C’è l’accordo fra Francia e Germania sull’eurobudget, un fondo il cui accesso è consentito solo ai Paesi dell’Eurozona che attuano le riforme indicate dal semestre europeo. Le risorse quindi, potranno essere stanziate solo a riforme fatte. È quello che scrive la Frankfurter Allgemeine Zeitung, citando il documento di quattro pagine, anticipato già nei giorni scorsi, quando il ministro delle Finanze tedesco Olaf Scholz aveva affermato che l’incontro con l’omologo francese Le Maire aveva portato a un’intesa ormai chiara, da formalizzare solo per iscritto entro fine settimana. A vincere è stata la linea tedesca. Il documento redatto da Francia e Germania viene così considerato la base per la trattativa con gli altri ministri delle finanze dell’eurozona.
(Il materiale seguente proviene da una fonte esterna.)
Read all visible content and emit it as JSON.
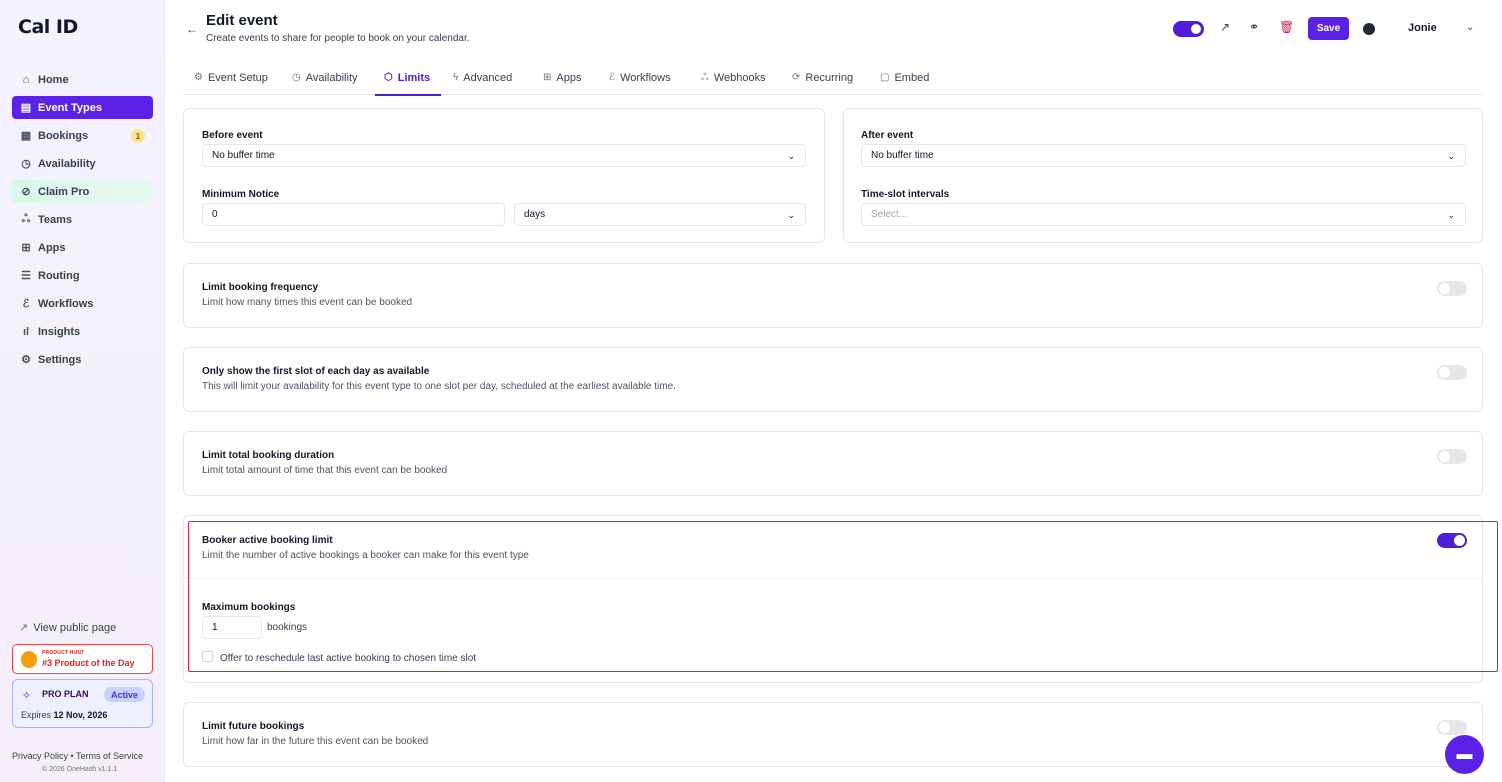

L’eurobudget dovrebbe essere parte del bilancio europeo, e sostenere le riforme, che vengono identificate nell’ambito del semestre. Come possibili fonti di finanziamento del budget, Berlino e Parigi citano tre opzioni: la tobin tax, contributi dal bilancio Ue, o mezzi che arrivino dall’”Ue Invest”, programma che succede al cosiddetto fondo Juncker. Un finanziamento attraverso il credito viene invece escluso. I fondi diventerebbero accessibili solo a riforme fatte: si istituirebbe su questo punto un legame vincolante.
Martedì scorso il ministro delle finanze francese Bruno le Maire era stato a Berlino, per presentare con Scholz un patto sulla politica industriale comune, nell’ambito della stretta collaborazione franco-tedesca rilanciata negli ultimi mesi fra l’altro dall’accordo di Aquisgrana. Nell’occasione i due ministri si erano confrontati ancora una volta sull’eurobudget, arrivando di fatto ad una intesa, come poi rivelato da Scholz il giorno dopo. Nell’ambito di questo incontro i ministri hanno rilanciato anche la questione dell’adeguamento delle regole antitrust europee, alla luce della necessità di avere campioni dell’Ue in grado di affrontare il mercato globale. Un tema divenuto cruciale per le due capitali, dopo la bocciatura della fusione Siemes-Alstom, contestata da entrambi i governi come frutto di una impostazione troppo limitativa delle regole europee.